On the other hand, consumer impact might be highly disparate. Some consumers could save money, while others find they wind up paying the same. And some consumers might even pay more. Everything hinges on which channels consumers really want, how those channels can be sold, and what rules might be created pertaining to bundling.

The present proposed changes in CRTC rules illustrate the amount of instability that now seems to be growing in traditional service provider businesses. Nobody really knows how distributor revenues might change if a la carte rules are imposed, or what consumer reaction might be.

Observers watching for signs of major change also are paying attention to what Time Warner might decide to do with its HBO service.

Some day, it has been reasonable to predict, one content owner would break with precedent and offer it’s content direct to consumers, over the top, without the requirement to buy that same product as part of a linear, bundled video subscription.

Some have predicted HBO would be first to do so, as HBO already does so in the Nordic countries, and has sold its service as an over the top product since 2012.
That logically suggests HBO would be willing to do so elsewhere where such a tack might make HBO’s owner Time Warner, more money than restricting over the top sales.

Time Warner has gradually warmed to the idea of doing so even in big legacy markets such as the United States, juding by public statements over the past few years.

As recently as 2013, though, top HBO executives continued to insist there was no business model in the U.S. market.

But business viability is coming closer, Time Warner CEO Jeff Bewkes indicates.

“Up until now, it looked to us as though the best and main opportunity was to focus on improving the penetration, the offering, the servicing, the interface, the monetization of HBO through the existing affiliate system,” Bewkes said.

“So now the broadband opportunity (over the top delivery) is getting quite a bit bigger, and the ability of the plant to deliver something robust is getting stronger,” said Bewkes.

That doesn’t mean the tipping point has been reached.
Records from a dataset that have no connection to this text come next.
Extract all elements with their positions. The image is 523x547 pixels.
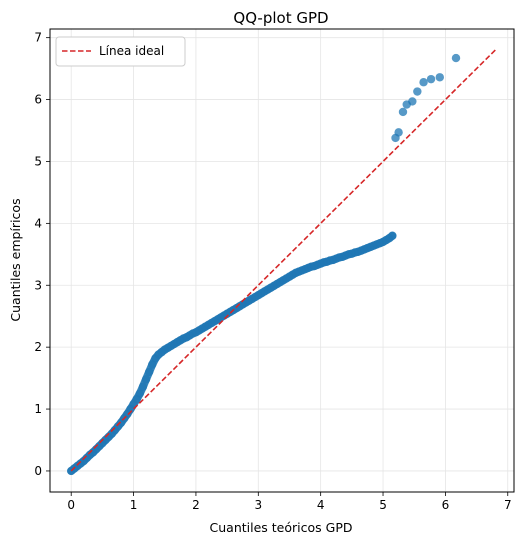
data-point: [141, 375, 151, 384]
grid: [50, 29, 514, 492]
x-tick-label: 1: [130, 498, 138, 512]
data-point: [148, 360, 157, 369]
data-point: [451, 53, 461, 63]
x-tick-label: 5: [379, 498, 387, 512]
data-point: [135, 389, 145, 398]
data-point: [144, 367, 154, 377]
x-tick-label: 3: [254, 498, 262, 512]
data-point: [435, 73, 444, 82]
x-tick-label: 4: [317, 498, 325, 512]
x-tick-label: 0: [67, 498, 75, 512]
x-tick-label: 2: [192, 498, 200, 512]
y-tick-label: 2: [34, 340, 42, 354]
legend-box: [55, 36, 186, 67]
y-tick-label: 0: [34, 464, 42, 478]
data-point: [394, 128, 403, 137]
data-point: [413, 87, 422, 96]
data-point: [388, 231, 397, 240]
chart-title: QQ-plot GPD: [233, 9, 328, 27]
ideal-line: [70, 49, 496, 472]
y-tick-label: 3: [34, 278, 42, 292]
data-point: [398, 107, 408, 117]
x-tick-label: 7: [504, 498, 512, 512]
axis-ticks: 0 1 2 3 4 5 6 7 0 1 2 3 4 5 6 7: [34, 31, 511, 512]
legend-label: Línea ideal: [99, 44, 164, 58]
x-axis-title: Cuantiles teóricos GPD: [210, 520, 353, 535]
x-tick-label: 6: [442, 498, 450, 512]
y-tick-label: 4: [34, 216, 42, 230]
legend: Línea ideal: [55, 36, 186, 67]
y-tick-label: 7: [34, 31, 42, 45]
y-tick-label: 5: [34, 154, 42, 168]
reference-line: [70, 49, 496, 472]
data-point: [408, 97, 417, 106]
data-point: [138, 382, 148, 391]
y-tick-label: 6: [34, 93, 42, 107]
y-axis-title: Cuantiles empíricos: [8, 198, 23, 321]
data-point: [426, 74, 436, 84]
plot-area-frame: [49, 28, 515, 493]
y-tick-label: 1: [34, 402, 42, 416]
data-point: [419, 78, 428, 87]
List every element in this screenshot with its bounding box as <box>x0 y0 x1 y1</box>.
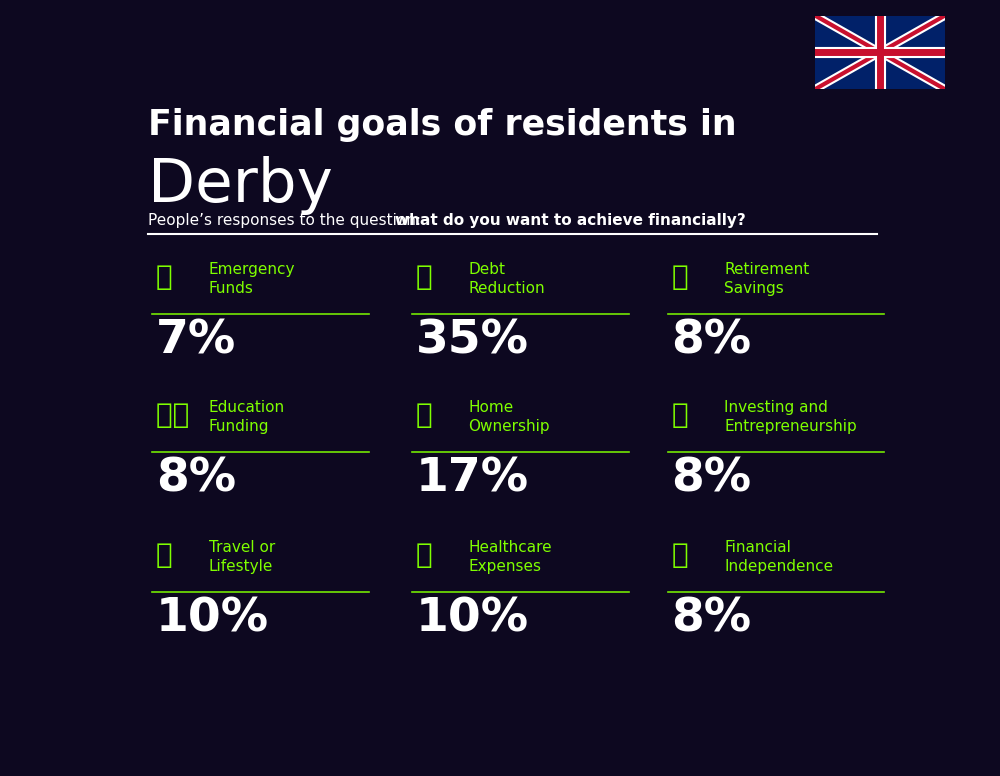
Text: 10%: 10% <box>416 597 529 642</box>
Text: 🏆: 🏆 <box>671 542 688 570</box>
Text: 👩‍🏫: 👩‍🏫 <box>156 401 189 429</box>
Text: 8%: 8% <box>156 456 236 501</box>
Text: Investing and
Entrepreneurship: Investing and Entrepreneurship <box>724 400 857 434</box>
Text: Education
Funding: Education Funding <box>209 400 285 434</box>
Text: 💚: 💚 <box>416 542 432 570</box>
Text: 8%: 8% <box>671 319 752 364</box>
Text: 🏛: 🏛 <box>416 263 432 292</box>
Text: Travel or
Lifestyle: Travel or Lifestyle <box>209 540 275 574</box>
Text: 🏠: 🏠 <box>416 401 432 429</box>
Text: Financial goals of residents in: Financial goals of residents in <box>148 108 737 142</box>
Text: 35%: 35% <box>416 319 529 364</box>
Text: 🔐: 🔐 <box>671 263 688 292</box>
Text: 8%: 8% <box>671 597 752 642</box>
Text: 🐷: 🐷 <box>156 263 173 292</box>
Text: Financial
Independence: Financial Independence <box>724 540 833 574</box>
Text: Emergency
Funds: Emergency Funds <box>209 262 295 296</box>
FancyBboxPatch shape <box>815 16 945 89</box>
Text: People’s responses to the question:: People’s responses to the question: <box>148 213 426 227</box>
Text: 17%: 17% <box>416 456 529 501</box>
Text: Derby: Derby <box>148 156 333 215</box>
Text: 7%: 7% <box>156 319 236 364</box>
Text: Retirement
Savings: Retirement Savings <box>724 262 809 296</box>
Text: Healthcare
Expenses: Healthcare Expenses <box>468 540 552 574</box>
Text: Home
Ownership: Home Ownership <box>468 400 550 434</box>
Text: what do you want to achieve financially?: what do you want to achieve financially? <box>395 213 745 227</box>
Text: Debt
Reduction: Debt Reduction <box>468 262 545 296</box>
Text: 🌴: 🌴 <box>156 542 173 570</box>
Text: 10%: 10% <box>156 597 269 642</box>
Text: 💼: 💼 <box>671 401 688 429</box>
Text: 8%: 8% <box>671 456 752 501</box>
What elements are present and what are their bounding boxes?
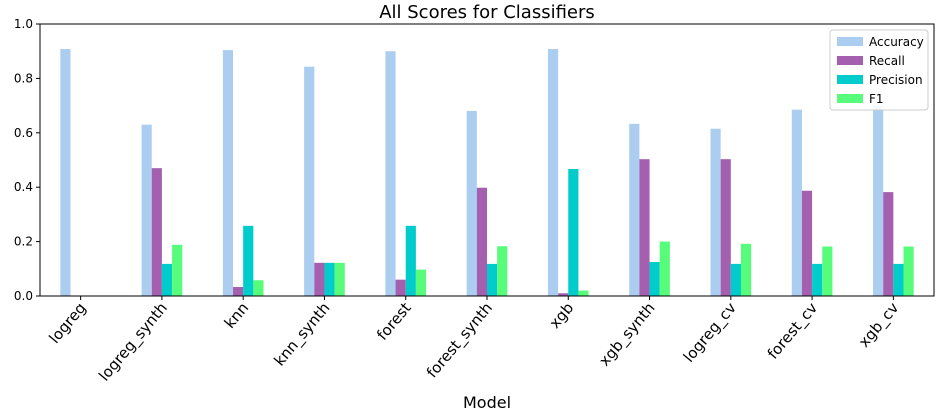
bar-f1-forest [415, 269, 427, 296]
bar-recall-xgb_synth [639, 159, 650, 296]
legend-swatch-precision [837, 75, 863, 84]
x-tick-label: logreg_synth [95, 299, 172, 385]
legend-label-recall: Recall [869, 54, 905, 68]
bar-recall-knn [233, 287, 244, 296]
bar-f1-forest_synth [497, 246, 508, 296]
bar-recall-forest_cv [801, 190, 813, 296]
legend-box [829, 29, 929, 111]
bar-f1-knn [253, 280, 264, 296]
bar-recall-knn_synth [314, 262, 325, 296]
bar-f1-xgb_synth [659, 241, 670, 296]
y-tick-label: 0.2 [14, 235, 33, 249]
legend-swatch-accuracy [837, 37, 863, 46]
bar-accuracy-xgb_synth [629, 123, 640, 296]
y-tick-label: 0.6 [14, 126, 33, 140]
x-tick-label: knn [221, 299, 253, 332]
bar-recall-logreg_cv [720, 159, 731, 296]
y-tick-label: 0.8 [14, 71, 33, 85]
legend: Accuracy Recall Precision F1 [829, 29, 929, 111]
x-tick-label: xgb_cv [855, 299, 903, 352]
bar-recall-xgb_cv [883, 192, 894, 296]
bar-accuracy-logreg [60, 49, 71, 296]
bar-recall-forest [395, 279, 406, 296]
x-tick-label: xgb [546, 299, 578, 332]
bar-accuracy-knn_synth [304, 66, 315, 296]
bar-f1-knn_synth [334, 262, 345, 296]
x-tick-label: knn_synth [270, 299, 334, 370]
legend-label-accuracy: Accuracy [869, 35, 924, 49]
bar-accuracy-xgb [547, 49, 559, 296]
x-tick-label: forest_synth [423, 299, 497, 382]
bar-accuracy-forest_synth [466, 111, 477, 296]
bar-accuracy-knn [222, 50, 234, 296]
bar-precision-forest_cv [812, 263, 823, 296]
bar-f1-logreg_cv [740, 243, 752, 296]
bar-accuracy-xgb_cv [873, 105, 884, 296]
bar-precision-knn [243, 225, 254, 296]
bar-precision-xgb [568, 168, 579, 296]
bar-precision-xgb_cv [893, 263, 904, 296]
x-tick-label: logreg_cv [680, 299, 741, 367]
bar-f1-forest_cv [822, 246, 833, 296]
x-tick-label: logreg [45, 299, 89, 347]
bar-accuracy-logreg_synth [141, 124, 152, 296]
legend-label-precision: Precision [869, 73, 923, 87]
bar-accuracy-forest_cv [791, 109, 802, 297]
x-axis-label: Model [463, 393, 511, 412]
legend-label-f1: F1 [869, 92, 884, 106]
bar-recall-xgb [558, 293, 569, 296]
y-tick-label: 1.0 [14, 17, 33, 31]
bar-recall-forest_synth [476, 187, 487, 296]
bar-precision-forest_synth [487, 263, 498, 296]
bar-precision-logreg_synth [161, 263, 173, 296]
legend-swatch-f1 [837, 94, 863, 103]
bar-f1-xgb [578, 290, 589, 296]
bar-precision-forest [405, 225, 416, 296]
bar-recall-logreg_synth [151, 168, 162, 296]
bars-group [60, 49, 914, 297]
bar-precision-logreg_cv [730, 263, 741, 296]
bar-f1-logreg_synth [172, 244, 183, 296]
bar-f1-xgb_cv [903, 246, 914, 296]
y-tick-label: 0.4 [14, 180, 33, 194]
x-tick-label: forest_cv [764, 299, 822, 363]
x-tick-label: forest [373, 299, 415, 344]
bar-precision-xgb_synth [649, 262, 660, 296]
x-tick-label: xgb_synth [595, 299, 659, 370]
chart-title: All Scores for Classifiers [379, 2, 595, 23]
bar-accuracy-logreg_cv [710, 128, 721, 296]
legend-swatch-recall [837, 56, 863, 65]
bar-precision-knn_synth [324, 262, 335, 296]
bar-accuracy-forest [385, 51, 396, 297]
y-tick-label: 0.0 [14, 289, 33, 303]
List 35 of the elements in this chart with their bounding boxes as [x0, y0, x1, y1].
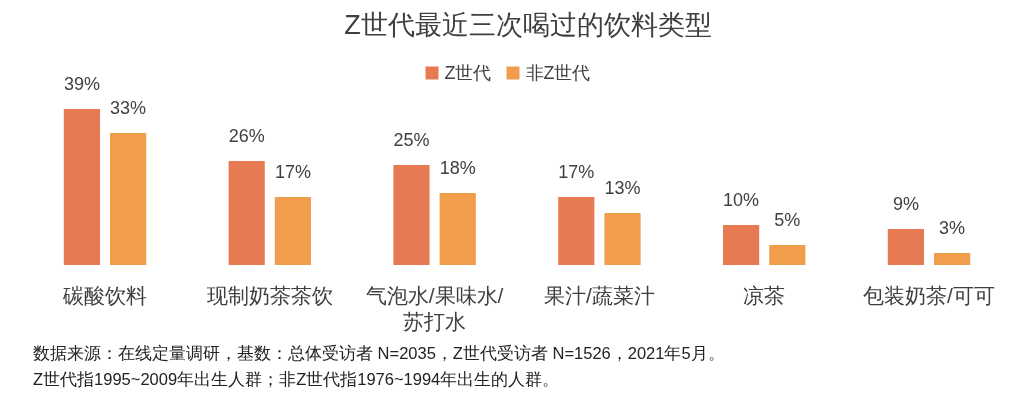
bar — [604, 213, 641, 265]
bar — [558, 197, 595, 265]
text: Z世代指1995~2009年出生人群；非Z世代指1976~1994年出生的人群。 — [33, 370, 560, 388]
data-label: 10% — [723, 190, 760, 210]
bar — [110, 133, 147, 265]
data-label: 9% — [892, 194, 919, 214]
data-label: 17% — [558, 162, 595, 182]
legend-label: 非Z世代 — [525, 63, 591, 83]
bar — [393, 165, 430, 265]
bar — [439, 193, 476, 265]
data-label: 33% — [110, 98, 147, 118]
chart-title: Z世代最近三次喝过的饮料类型 — [344, 10, 712, 40]
bar — [63, 109, 100, 265]
data-label: 18% — [439, 158, 476, 178]
bar — [723, 225, 760, 265]
x-tick-label: 现制奶茶茶饮 — [206, 283, 333, 307]
x-tick-label: 气泡水/果味水/苏打水 — [365, 283, 504, 333]
bar — [228, 161, 265, 265]
x-tick-label: 碳酸饮料 — [62, 283, 147, 307]
x-tick-label: 凉茶 — [743, 283, 786, 307]
data-label: 5% — [774, 210, 801, 230]
data-label: 39% — [63, 74, 100, 94]
x-tick-label: 果汁/蔬菜汁 — [543, 283, 655, 307]
data-label: 3% — [939, 218, 966, 238]
bar — [934, 253, 971, 265]
data-label: 13% — [604, 178, 641, 198]
data-label: 25% — [393, 130, 430, 150]
bar — [769, 245, 806, 265]
data-label: 17% — [274, 162, 311, 182]
x-tick-label: 包装奶茶/可可 — [863, 283, 995, 307]
bar — [887, 229, 924, 265]
legend-label: Z世代 — [444, 63, 492, 83]
source-note: 数据来源：在线定量调研，基数：总体受访者 N=2035，Z世代受访者 N=1526，2021年5月。 — [33, 344, 725, 362]
data-label: 26% — [228, 126, 265, 146]
bar — [274, 197, 311, 265]
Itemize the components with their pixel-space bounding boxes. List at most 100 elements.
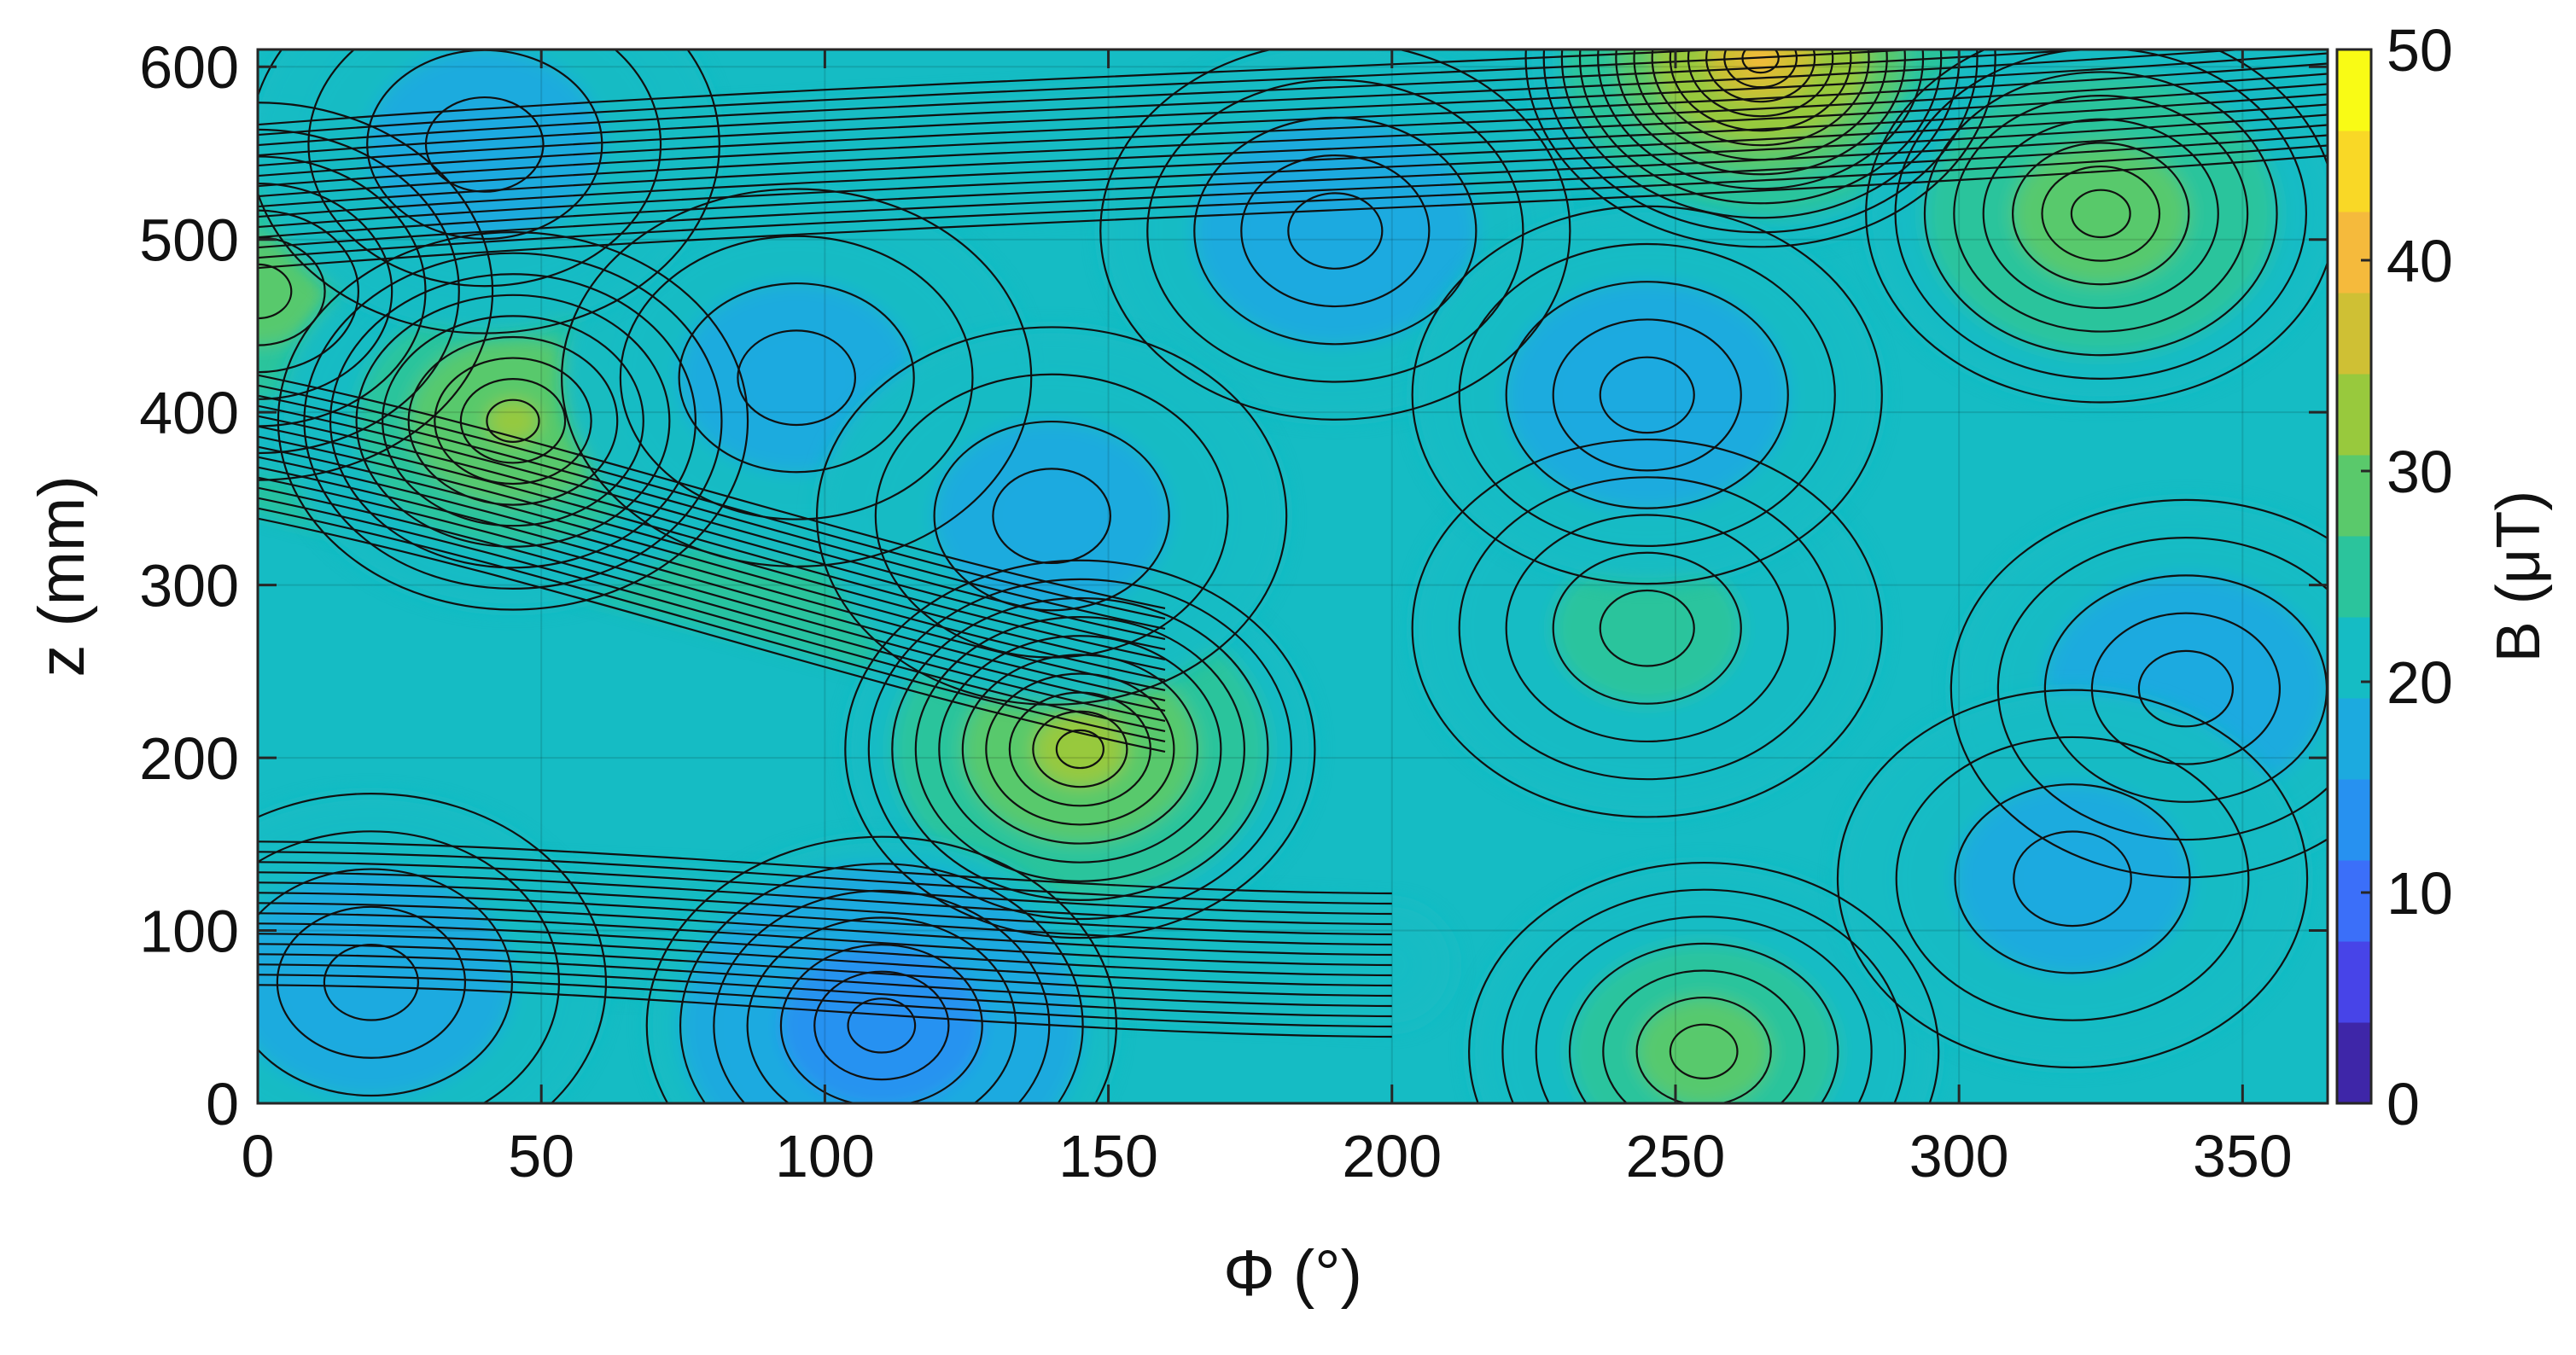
contour-line <box>355 294 671 548</box>
contour-line <box>1865 49 2328 404</box>
contour-line <box>1552 551 1742 705</box>
contour-line <box>1597 49 1925 190</box>
contour-line <box>258 144 2328 259</box>
x-tick-label: 0 <box>242 1123 275 1189</box>
contour-line <box>2012 142 2190 286</box>
colorbar-segment <box>2337 859 2371 942</box>
plot-area <box>256 48 2329 1105</box>
contour-line <box>258 113 2328 229</box>
contour-line <box>258 974 1392 1028</box>
plot-frame <box>256 48 2329 1105</box>
contour-line <box>323 943 419 1021</box>
contour-line <box>258 851 1392 905</box>
contour-line <box>1535 916 1873 1103</box>
x-axis: 0 50 100 150 200 250 300 350 <box>242 49 2293 1189</box>
contour-line <box>258 456 1166 692</box>
contour-line <box>891 596 1269 902</box>
contour-line <box>258 435 1166 672</box>
contour-line <box>258 93 2328 208</box>
contour-line <box>619 235 974 520</box>
contour-line <box>258 830 560 1103</box>
contour-line <box>258 62 2328 177</box>
contour-line <box>1505 281 1789 509</box>
contour-line <box>813 970 950 1081</box>
contour-line <box>844 559 1316 939</box>
contour-line <box>1953 94 2249 333</box>
colorbar-segment <box>2337 1021 2371 1104</box>
field-level <box>323 945 418 1021</box>
contour-line <box>276 905 466 1059</box>
colorbar-segment <box>2337 697 2371 780</box>
contour-line <box>1458 476 1836 781</box>
contour-line <box>407 335 619 506</box>
contour-line <box>1032 710 1128 788</box>
contour-line <box>1954 783 2191 974</box>
field-min <box>1837 689 2308 1067</box>
contour-line <box>258 902 1392 957</box>
contour-line <box>258 912 1392 967</box>
contour-line <box>1552 318 1742 472</box>
contour-line <box>1836 689 2309 1069</box>
contour-line <box>1599 589 1695 667</box>
x-tick-label: 150 <box>1058 1123 1158 1189</box>
contour-line <box>434 357 592 486</box>
contour-line <box>938 635 1222 864</box>
x-tick-label: 250 <box>1626 1123 1726 1189</box>
contour-line <box>2041 165 2161 262</box>
contour-line <box>933 420 1170 612</box>
contour-line <box>258 73 2328 188</box>
contour-line <box>1723 49 1798 89</box>
contour-line <box>258 871 1392 926</box>
field-level <box>1600 590 1694 666</box>
colorbar-segment <box>2337 292 2371 375</box>
contour-line <box>258 394 1166 631</box>
field-level <box>1670 1024 1738 1079</box>
colorbar: 0 10 20 30 40 50 <box>2335 17 2453 1137</box>
contour-line <box>258 374 1166 610</box>
y-tick-label: 600 <box>139 34 239 101</box>
field-level <box>2014 831 2131 927</box>
contour-line <box>258 933 1392 987</box>
contour-line <box>258 83 2328 198</box>
contour-line <box>1501 888 1906 1103</box>
contour-line <box>1949 498 2328 879</box>
contour-line <box>258 128 460 455</box>
contour-line <box>1599 356 1695 434</box>
contour-line <box>258 52 2328 167</box>
x-axis-label: Φ (°) <box>1223 1237 1362 1310</box>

It hasn’t.

But the new language does suggest the advent of over the top HBO streaming is closer than it has been in the past.

“We’re seriously considering what is the best way to deal with online distribution,” said Bewkes.

HBO is a logical candidate to move first for several reasons. HBO historically has been marketed as a premium add-on to the basic linear video subscription.

In other words, customers had to first buy a basic cable subscription of some sort before they were eligible to buy HBO or other “premium channels.”

In part for that reason, premium channel buy rates always have been a fraction of basic plan purchases, although it can be argued that aggregate purchases of premium channel subscriptions amounts to about 88 percent of basic tier buy rates.

In 2013, about 23 percent of U.S. households purchased Showtime, while about 29 percent of households bought HBO.

Purchases of  Cinemax penetration stood at nearly 14 percent while Starz penetration was 22 percent.

So the challenge for HBO remains: how much incremental purchasing could it gain by offering an over the top product, and how much might it lose in support and revenue from video distributors.

At least so far, the risk has been deemed too high. But thinking is evolving. The big issue is what happens once HBO really does make a change.

At the same time, Canada might be on the cusp of a rather significant change affecting the widely-viewed basic channels. Even if full a la carte does not become law, the way the skinny basic tiers are created could have significant impact on programmers.

If excluded from skinny basic packages, and if those skinny basic packages become popular, some programmers might find they cannot afford to remain in the market. That obviously would reduce programming diversity and end user choice.

Like streaming alternatives, a la carte and skinny basic illustrate the coming challenge for video suppliers and distributors. What are the odds fundamental changes (a la carte or streaming) will enhance revenues for programmers or distributors, rather than leading to lowering revenue?

To be sure, the existing ecosystem participants might prefer a revenue-neutral or revenue-enhancing solution. But it simply remains unclear whether that is a reasonable expectation, if or when unbundling is widespread.